Questa plastica entra così nelle acque che beviamo, negli alimenti che cuciniamo con quell’acqua, nei prodotti confezionati e pronti al consumo. Ma non solo. Alcune tipologie di cibo, in particolare i grassi e gli alimenti acidi, facilitano il rilascio di microplastiche dai contenitori plastici, soprattutto se sottoposti a calore (come avviene con il riscaldamento in microonde o con liquidi bollenti versati in bicchieri monouso).

Anche l’acqua in bottiglia, spesso considerata un’alternativa “più sicura” rispetto a quella del rubinetto, può contenere quantità significative di microplastiche, in alcuni casi superiori a quelle dell’acqua di rete, proprio a causa del rilascio dai materiali plastici durante il trasporto e lo stoccaggio.

Tutto questo non deve generare allarmismo, ma spingere a una riflessione sul concetto di qualità alimentare: non si limita al valore nutrizionale, ma comprende anche la sicurezza chimica, la purezza e la capacità dell’alimento di non interferire negativamente con il nostro metabolismo.
Anche in questo caso, il lavoro del Biologo Nutrizionista si concentra non solo sul “cosa” mangiare, ma anche sul “come” e “da dove” arriva ciò che mettiamo nel piatto.

Conclusione – Non possiamo controllare tutto, ma possiamo scegliere meglio

Le microplastiche rappresentano una delle sfide più complesse e invisibili del nostro tempo. Sono ormai presenti ovunque: nell’ambiente, negli alimenti, nell’acqua, e – come dimostrano le ricerche più recenti – anche dentro il nostro corpo, nei tessuti riproduttivi, nelle arterie, nel sangue.
La loro presenza non è più in discussione.

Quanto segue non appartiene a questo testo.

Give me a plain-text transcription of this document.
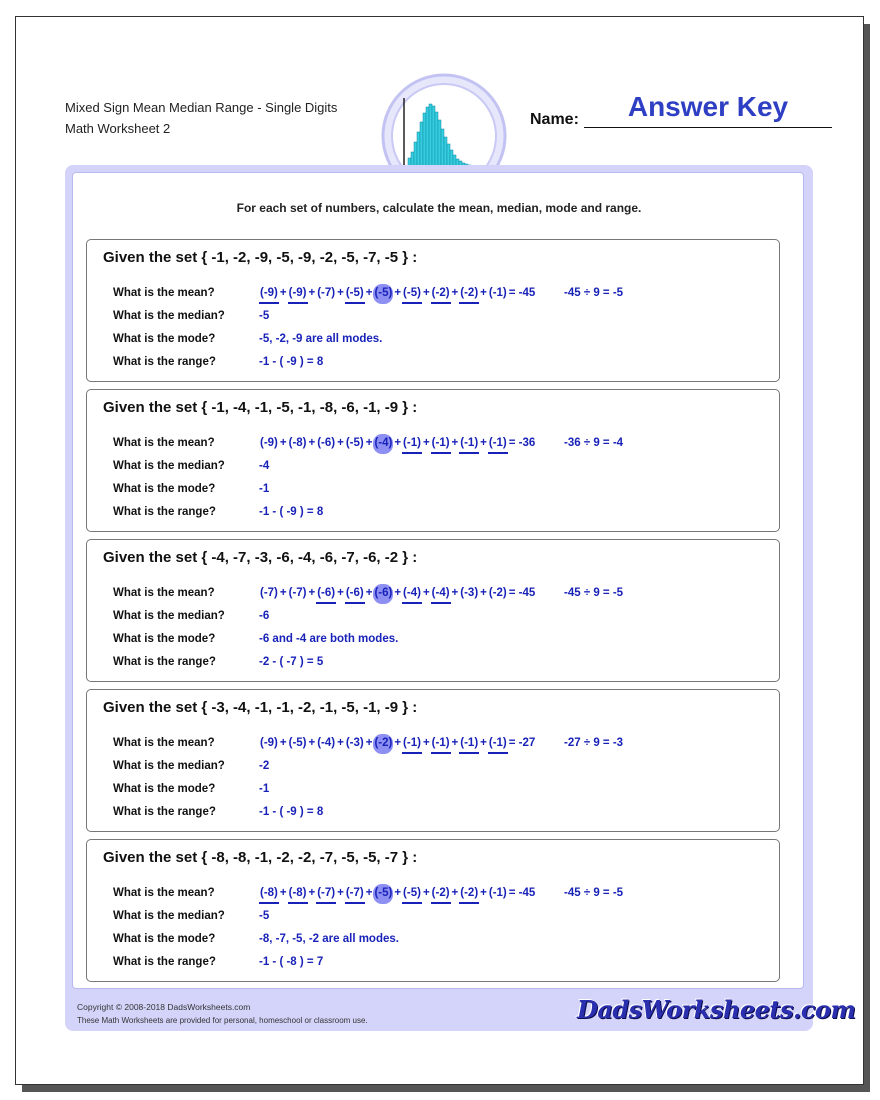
Mixed Sign Mean Median Range - Single Digits
Math Worksheet 2
Answer Key
Name:
For each set of numbers, calculate the mean, median, mode and range.
Given the set { -1, -2, -9, -5, -9, -2, -5, -7, -5 } :
What is the mean?	(-9) + (-9) + (-7) + (-5) + (-5) + (-5) + (-2) + (-2) + (-1) = -45 -45 ÷ 9 = -5
What is the median?	-5
What is the mode?	-5, -2, -9 are all modes.
What is the range?	-1 - ( -9 ) = 8
Given the set { -1, -4, -1, -5, -1, -8, -6, -1, -9 } :
What is the mean?	(-9) + (-8) + (-6) + (-5) + (-4) + (-1) + (-1) + (-1) + (-1) = -36 -36 ÷ 9 = -4
What is the median?	-4
What is the mode?	-1
What is the range?	-1 - ( -9 ) = 8
Given the set { -4, -7, -3, -6, -4, -6, -7, -6, -2 } :
What is the mean?	(-7) + (-7) + (-6) + (-6) + (-6) + (-4) + (-4) + (-3) + (-2) = -45 -45 ÷ 9 = -5
What is the median?	-6
What is the mode?	-6 and -4 are both modes.
What is the range?	-2 - ( -7 ) = 5
Given the set { -3, -4, -1, -1, -2, -1, -5, -1, -9 } :
What is the mean?	(-9) + (-5) + (-4) + (-3) + (-2) + (-1) + (-1) + (-1) + (-1) = -27 -27 ÷ 9 = -3
What is the median?	-2
What is the mode?	-1
What is the range?	-1 - ( -9 ) = 8
Given the set { -8, -8, -1, -2, -2, -7, -5, -5, -7 } :
What is the mean?	(-8) + (-8) + (-7) + (-7) + (-5) + (-5) + (-2) + (-2) + (-1) = -45 -45 ÷ 9 = -5
What is the median?	-5
What is the mode?	-8, -7, -5, -2 are all modes.
What is the range?	-1 - ( -8 ) = 7
Copyright © 2008-2018 DadsWorksheets.com
These Math Worksheets are provided for personal, homeschool or classroom use.	DadsWorksheets.com
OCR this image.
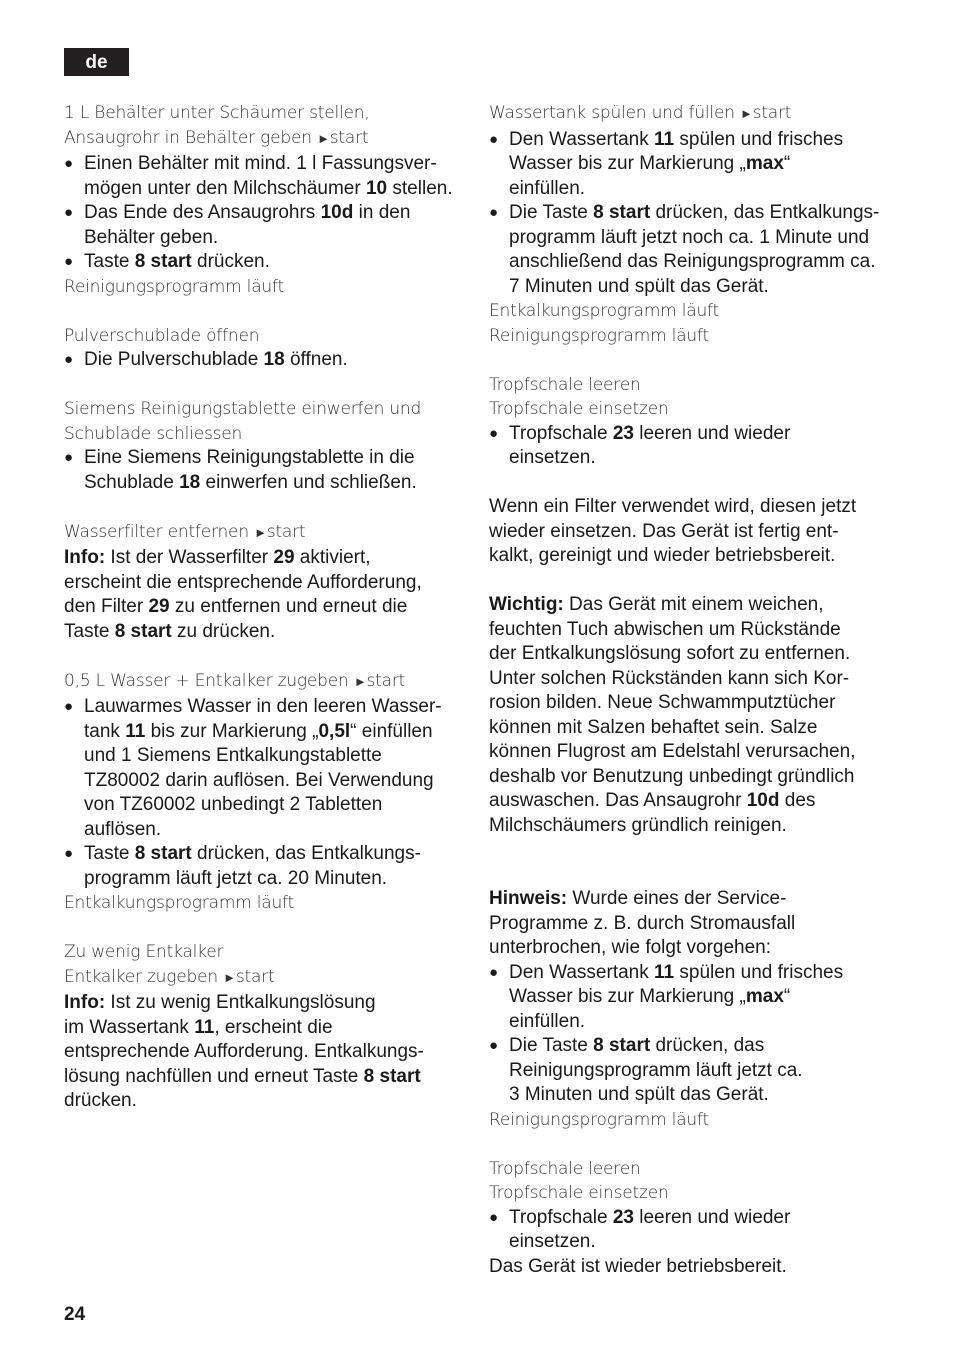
de
1 L Behälter unter Schäumer stellen,
Ansaugrohr in Behälter geben ►start
● Einen Behälter mit mind. 1 l Fassungsver-
mögen unter den Milchschäumer 10 stellen.
● Das Ende des Ansaugrohrs 10d in den
Behälter geben.
● Taste 8 start drücken.
Reinigungsprogramm läuft
Pulverschublade öffnen
● Die Pulverschublade 18 öffnen.
Siemens Reinigungstablette einwerfen und
Schublade schliessen
● Eine Siemens Reinigungstablette in die
Schublade 18 einwerfen und schließen.
Wasserfilter entfernen ►start
Info: Ist der Wasserfilter 29 aktiviert,
erscheint die entsprechende Aufforderung,
den Filter 29 zu entfernen und erneut die
Taste 8 start zu drücken.
0,5 L Wasser + Entkalker zugeben ►start
● Lauwarmes Wasser in den leeren Wasser-
tank 11 bis zur Markierung „0,5l“ einfüllen
und 1 Siemens Entkalkungstablette
TZ80002 darin auflösen. Bei Verwendung
von TZ60002 unbedingt 2 Tabletten
auflösen.
● Taste 8 start drücken, das Entkalkungs-
programm läuft jetzt ca. 20 Minuten.
Entkalkungsprogramm läuft
Zu wenig Entkalker
Entkalker zugeben ►start
Info: Ist zu wenig Entkalkungslösung
im Wassertank 11, erscheint die
entsprechende Aufforderung. Entkalkungs-
lösung nachfüllen und erneut Taste 8 start
drücken.
Wassertank spülen und füllen ►start
● Den Wassertank 11 spülen und frisches
Wasser bis zur Markierung „max“
einfüllen.
● Die Taste 8 start drücken, das Entkalkungs-
programm läuft jetzt noch ca. 1 Minute und
anschließend das Reinigungsprogramm ca.
7 Minuten und spült das Gerät.
Entkalkungsprogramm läuft
Reinigungsprogramm läuft
Tropfschale leeren
Tropfschale einsetzen
● Tropfschale 23 leeren und wieder
einsetzen.
Wenn ein Filter verwendet wird, diesen jetzt
wieder einsetzen. Das Gerät ist fertig ent-
kalkt, gereinigt und wieder betriebsbereit.
Wichtig: Das Gerät mit einem weichen,
feuchten Tuch abwischen um Rückstände
der Entkalkungslösung sofort zu entfernen.
Unter solchen Rückständen kann sich Kor-
rosion bilden. Neue Schwammputztücher
können mit Salzen behaftet sein. Salze
können Flugrost am Edelstahl verursachen,
deshalb vor Benutzung unbedingt gründlich
auswaschen. Das Ansaugrohr 10d des
Milchschäumers gründlich reinigen.
Hinweis: Wurde eines der Service-
Programme z. B. durch Stromausfall
unterbrochen, wie folgt vorgehen:
● Den Wassertank 11 spülen und frisches
Wasser bis zur Markierung „max“
einfüllen.
● Die Taste 8 start drücken, das
Reinigungsprogramm läuft jetzt ca.
3 Minuten und spült das Gerät.
Reinigungsprogramm läuft
Tropfschale leeren
Tropfschale einsetzen
● Tropfschale 23 leeren und wieder
einsetzen.
Das Gerät ist wieder betriebsbereit.
24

Resta però ancora in gran parte da chiarire l’entità del loro impatto sulla salute metabolica, ormonale e cardiovascolare.

Di fronte a un quadro ancora in evoluzione, il rischio più grande sarebbe quello di abituarsi all’idea, rassegnarsi alla loro ubiquità e smettere di porre attenzione. Al contrario, proprio perché non possiamo evitarle del tutto, diventa ancora più importante ridurre l’esposizione dove possibile. Non con rigidità o paura, ma con scelte intelligenti, ragionate, quotidiane.

Preferire alimenti non confezionati in plastica, utilizzare contenitori in vetro o acciaio per la conservazione, evitare il riscaldamento di cibo in materiali plastici, limitare il consumo di acqua in bottiglia di plastica e privilegiare filiere trasparenti sono azioni semplici, ma concrete.
E soprattutto, serve una nuova consapevolezza nella scelta delle materie prime: non basta più sapere quante proteine contiene un alimento, ma anche da dove proviene, come è stato conservato, e che effetto ha realmente sul nostro organismo.

Il Biologo Nutrizionista lavora esattamente su questo: aiutare le persone a scegliere ciò che nutre davvero, non solo in termini calorici o teorici, ma in funzione del corpo reale che deve elaborare ogni giorno ciò che riceve.

Non possiamo controllare tutto. Ma possiamo scegliere meglio. E oggi, più che mai, questo fa la differenza tra mangiare e nutrirsi in modo consapevole, responsabile, sostenibile.